Le bol d’air des législatives permet aux communistes d’aborder leur congrès extraordinaire plus sereinement.

Ce résultat « nous donne des responsabilités », déclarait dès dimanche soir Marie-George Buffet en se projetant immédiatement dans l’après-élections. Selon elle, il s’agit pour le PCF et pour toute la gauche de faire barrage, à l’Assemblée nationale, à la politique antisociale de la droite, mais aussi de « créer les conditions d’un réveil de la gauche ». Si la secrétaire nationale du PCF a pu se féliciter du « très beau résultat » de son parti, ce n’est donc pas pour rendre moins pressantes les questions qui, au lendemain de la présidentielle marquée par le score le plus bas du parti dans cette élection, avaient mené à la convocation d’un congrès extraordinaire. Mais avec 18 députés élus dans les circonscriptions métropolitaines, un résultat nettement au-dessus de la fourchette de 5 à 15, donnée par les sondeurs, le PCF dément tous ceux qui spéculaient déjà sur sa mort et aborde certainement plus sereinement le travail de fond qu’il s’est fixé pour les mois qui viennent.

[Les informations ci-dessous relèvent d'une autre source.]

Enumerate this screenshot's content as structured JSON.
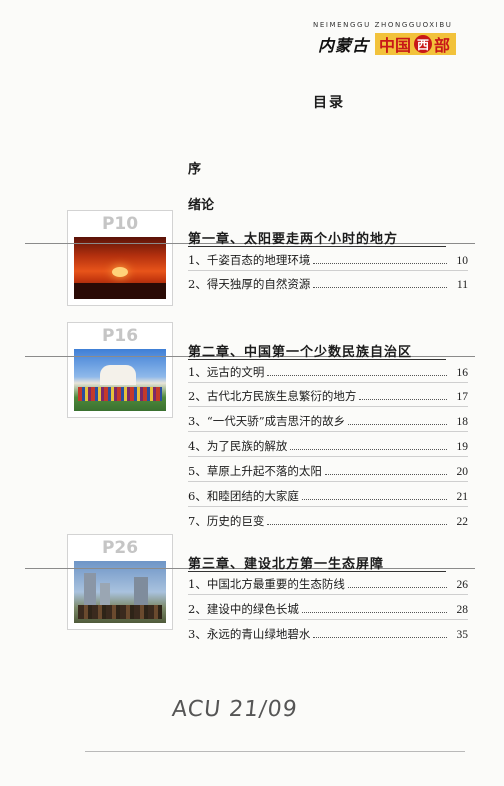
{
  "header": {
    "pinyin": "NEIMENGGU ZHONGGUOXIBU",
    "brand_left": "内蒙古",
    "brand_zhongguo": "中国",
    "brand_xi": "西",
    "brand_bu": "部"
  },
  "toc_title": "目录",
  "front_matter": [
    "序",
    "绪论"
  ],
  "chapters": [
    {
      "label": "P10",
      "title": "第一章、太阳要走两个小时的地方",
      "entries": [
        {
          "text": "1、千姿百态的地理环境",
          "page": "10"
        },
        {
          "text": "2、得天独厚的自然资源",
          "page": "11"
        }
      ]
    },
    {
      "label": "P16",
      "title": "第二章、中国第一个少数民族自治区",
      "entries": [
        {
          "text": "1、远古的文明",
          "page": "16"
        },
        {
          "text": "2、古代北方民族生息繁衍的地方",
          "page": "17"
        },
        {
          "text": "3、“一代天骄”成吉思汗的故乡",
          "page": "18"
        },
        {
          "text": "4、为了民族的解放",
          "page": "19"
        },
        {
          "text": "5、草原上升起不落的太阳",
          "page": "20"
        },
        {
          "text": "6、和睦团结的大家庭",
          "page": "21"
        },
        {
          "text": "7、历史的巨变",
          "page": "22"
        }
      ]
    },
    {
      "label": "P26",
      "title": "第三章、建设北方第一生态屏障",
      "entries": [
        {
          "text": "1、中国北方最重要的生态防线",
          "page": "26"
        },
        {
          "text": "2、建设中的绿色长城",
          "page": "28"
        },
        {
          "text": "3、永远的青山绿地碧水",
          "page": "35"
        }
      ]
    }
  ],
  "handwritten_note": "ACU 21/09"
}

Le premier tour des législatives, et les 4,7 % réalisés par l’ensemble des candidats communistes, signalait un sursaut par rapport à la présidentielle. Le PCF a néanmoins perdu alors trois députés, deux au profit du Parti socialiste, à Marseille et à Aubervilliers-La Courneuve, en Seine-Saint-Denis, un autre dans l’Isère à la suite de la division des communistes eux-mêmes qui avaient deux candidats concurrents. Au deuxième tour le PCF est partie prenante du redressement de toute la gauche et apparaît très rassembleur. Partout ses candidats réunissent plus de suffrages que l’ensemble des voix de gauche du premier tour, parfois beaucoup plus (5 %, 6 %), une capacité de rassemblement qui n’est pas démentie dans l’Hérault avec la perte du siège de François Liberti (le candidat de l’UMP a été élu grâce à un très bon report de voix du FN qui, contrairement à la fois précédente, n’a pas provoqué de triangulaire). Et des progrès, parfois spectaculaires, des candidats du PCF ont pu être enregistrés. Ainsi le président de l’Association nationale des élus communistes et républicains, André Chassaigne, qui avait au premier tour doublé son score de 2002, est réélu avec 65,90 % des voix contre 51,3 % en 2002. Il dépasse de près de 10 points le total des voix de gauche du premier tour.

Au total, autant de circonscriptions que lors des législatives précédentes mettent cette fois le PCF à plus de 5 %. Pour Michel Laurent, en charge des fédérations à la direction du Parti, « le paysage ne change pas par rapport à 2002. Le PCF garde une implantation nationale, mais des faiblesses se confirment quand le seuil de crédibilité n’est pas atteint ». Selon lui, il apparaît que les bons résultats et les progrès sont directement liés à l’activité de terrain, à la présence de candidats implantés de longue date, qu’ils soient soutenus par le PCF seul ou par le PCF et des collectifs antilibéraux. « Ce deuxième tour des législatives donne de l’air mais il ne faudrait surtout pas en tirer la conclusion qu’il n’y a pas de problème pour la gauche, et, dans la gauche, pas de problème pour le PCF », estime-t-il.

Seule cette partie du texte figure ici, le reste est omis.